The Lockyer Creek Railway Bridge spans a dry gully on the eastern bank of Lockyer Creek, 1 km south south east of Lockyer. It is a concrete arch bridge aligned on a 12 chain curve and carrying a single track on a ballasted deck. Its spans are:
- 2x14 ft reinforced concrete arches, concrete abutment, common concrete piers
- 1x90 ft reinforced concrete arch supporting 2x13 ft and 2x10 ft reinforced concrete spandrel arches, common concrete piers
- 2x14 ftreinforced concrete arches, common concrete piers, concrete abutment

The spandrel columns are arranged in pairs, one for each arch rib, with crossbracing in concrete. The arch ribs are parabolic of rectangular section. There is a concrete balustrade. The whole structure is in cast-in-situ concrete.

== Heritage listing ==
Lockyer Creek Railway Bridge (Lockyer) was listed on the Queensland Heritage Register on 21 October 1992 having satisfied the following criteria.

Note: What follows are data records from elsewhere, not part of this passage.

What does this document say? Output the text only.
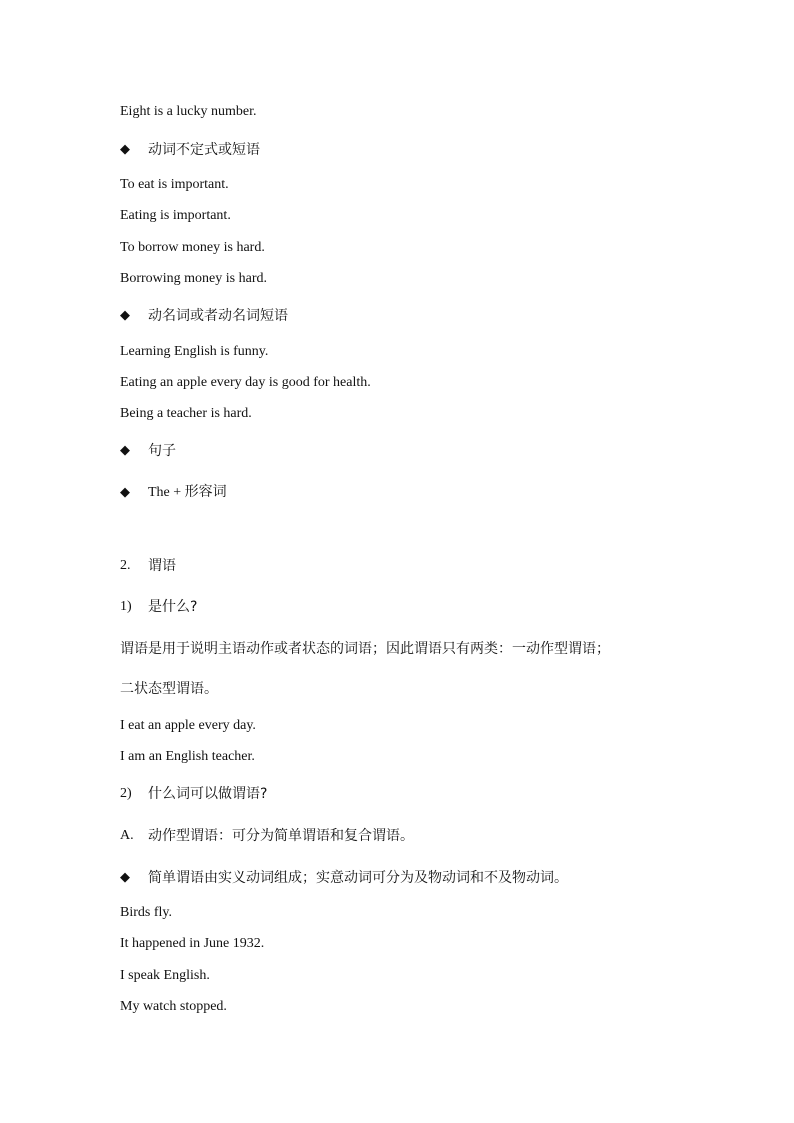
Eight is a lucky number.
◆ 动词不定式或短语
To eat is important.
Eating is important.
To borrow money is hard.
Borrowing money is hard.
◆ 动名词或者动名词短语
Learning English is funny.
Eating an apple every day is good for health.
Being a teacher is hard.
◆ 句子
◆ The + 形容词
2. 谓语
1) 是什么?
谓语是用于说明主语动作或者状态的词语；因此谓语只有两类：一动作型谓语；
二状态型谓语。
I eat an apple every day.
I am an English teacher.
2) 什么词可以做谓语?
A. 动作型谓语：可分为简单谓语和复合谓语。
◆ 简单谓语由实义动词组成；实意动词可分为及物动词和不及物动词。
Birds fly.
It happened in June 1932.
I speak English.
My watch stopped.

The place is important in demonstrating the evolution or pattern of Queensland's history.

The Lockyer Creek railway bridge at Lockyer demonstrates the development of railways in Queensland, being an example of the way in which this important early railway line was upgraded to meet the requirements of the early 20th century. It illustrates the skill with which the technology of the era was used to solve the problems of climatic conditions and terrain encountered in this process.

The place is important because of its aesthetic significance.

The design of the bridge is aesthetically pleasing as well as functional and its arches form an attractive contrast with the vegetation of its setting over a gully.

The place is important in demonstrating a high degree of creative or technical achievement at a particular period.

This Lockyer Creek Railway Bridge at Lockyer was built to an innovative design, being only the second reinforced concrete arched bridge designed in Australia. It was one of a series of concrete arch bridges built for the Queensland railways between 1900 and 1913 and is unusual in construction for an Australian bridge, having separate twin parabolic arch ribs and braced concrete spandrel columns.

The place has a special association with the life or work of a particular person, group or organisation of importance in Queensland's history.

The bridge is an important example of the work of William Pagan, Chief Engineer for Railways and a major figure in the early history of engineering in Queensland.